La tête dans les couleurs depuis 26 ans

LA TUQUE.  C’est bien connu à La Tuque, quand un client veut un service personnalisé à l’étape de la finition de travaux, le Centre de peinture Déco de la propriétaire Angélica Morissette est l’endroit désigné, elle qui s’est lancée dans le domaine en mars 1999.

C’est lors de ses études en Design intérieur qu’Angélica Morissette a commencé à travailler au commerce de peinture qui appartenait à Ernest Lejeune comme étudiante.

Après des difficultés au commerce qui a fait faillite, les propriétaires de l’immeuble ont offert à Angélica de gérer le commerce. En 2005, elle a acheté ses premières actions, puis en 2010, elle est devenue l’unique propriétaire. Et c’est en 2020 que la femme d’affaires a acheté l’immeuble qui abrite le Centre de peinture Déco.

Comment le déclic s’est fait pour qu’Angélica se lance en affaires? “Je ne me suis pas dit ça en me levant un matin. Ça s’est fait graduellement. Je travaillais déjà au commerce. À l’école, les mathématiques, je n’aimais pas ça! Mais je me suis découvert une passion pour les chiffres, et que j’aimais gérer mes choses. C’est comme ça que ça s’est fait de fil en aiguille. Il y avait une variété, et juste faire de la décoration, je n’aimais pas ça. Ça me prenait de la variété et ça m’a poussé plus loin. Je ne pourrais pas faire la même chose pendant toute une journée.”

Pour Mme Morissette, c’est le service avant tout pour sa clientèle. “Les gens qui viennent veulent un bon service personnalisé, et une amie! J’aime être attentionnée pour les gens, de les écouter, et de leur trouver une solution. C’est facile aujourd’hui, tu pitonnes et tu as tout sur internet. Mais tu n’as pas l’explication ni le suivi. La qualité aussi, j’aime avoir des bons produits. Si j’ai des problèmes avec une marque, je ne la garde pas. Avec les années, je suis réputée pour avoir un bon œil pour la décoration. Je me déplace aussi à domicile, ce que les gens apprécient.”

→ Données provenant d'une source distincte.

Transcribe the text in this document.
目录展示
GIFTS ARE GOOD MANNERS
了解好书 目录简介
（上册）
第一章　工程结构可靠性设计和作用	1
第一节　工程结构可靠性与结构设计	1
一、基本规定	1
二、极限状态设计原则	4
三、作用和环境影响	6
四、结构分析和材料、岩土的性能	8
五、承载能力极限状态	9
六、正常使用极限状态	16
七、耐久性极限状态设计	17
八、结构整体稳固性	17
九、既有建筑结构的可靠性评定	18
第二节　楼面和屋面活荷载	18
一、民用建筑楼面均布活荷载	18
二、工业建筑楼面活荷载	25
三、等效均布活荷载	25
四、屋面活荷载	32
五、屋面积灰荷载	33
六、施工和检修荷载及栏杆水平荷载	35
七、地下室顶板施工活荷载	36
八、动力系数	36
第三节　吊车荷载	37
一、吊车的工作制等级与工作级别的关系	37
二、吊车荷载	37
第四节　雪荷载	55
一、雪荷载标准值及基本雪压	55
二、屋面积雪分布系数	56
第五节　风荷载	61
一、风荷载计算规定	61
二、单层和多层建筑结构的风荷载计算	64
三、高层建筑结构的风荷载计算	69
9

Ceux qui connaissent Angélica savent qu’elle est authentique. Elle dira autant la vérité aux clients qu’à des fournisseurs. “J’ai déjà eu des gens qui débarquaient ici pour m’offrir de m’affilier avec une bannière. Ils me disent que le commerce doit être de cette façon et qu’il faudrait changer telle chose… Moi je leur montre la porte et directement! Il n’est pas question que quelqu’un vienne gérer dans mon commerce. Quand je ne voudrais plus être propriétaire, je l’appellerais!” 

Un des bons coups pour la propriétaire a été de doubler la superficie du magasin 5 ans avant qu’elle devienne l’unique propriétaire. “L’espace était restreint, et j’ai aussi acquis mes entrepôts pour l’inventaire. J’aime bien aussi l’aspect d’acquérir des antiquités et de les améliorer. Les gens peuvent voir ce qu’il est possible de faire avec mes produits. Ç’a toujours été une passion pour moi les antiquités.”

Un des projets à court terme pour l’entrepreneure est d’augmenter l’offre pour la quincaillerie. “Il n’y a plus de quincaillerie au centre-ville. Je me ne lancerais pas dans toute sorte de produits, mais je veux doubler l’espace de quincaillerie de 12 à 24 pieds. J’aimerais avoir plus d’inventaires dans le magasin.”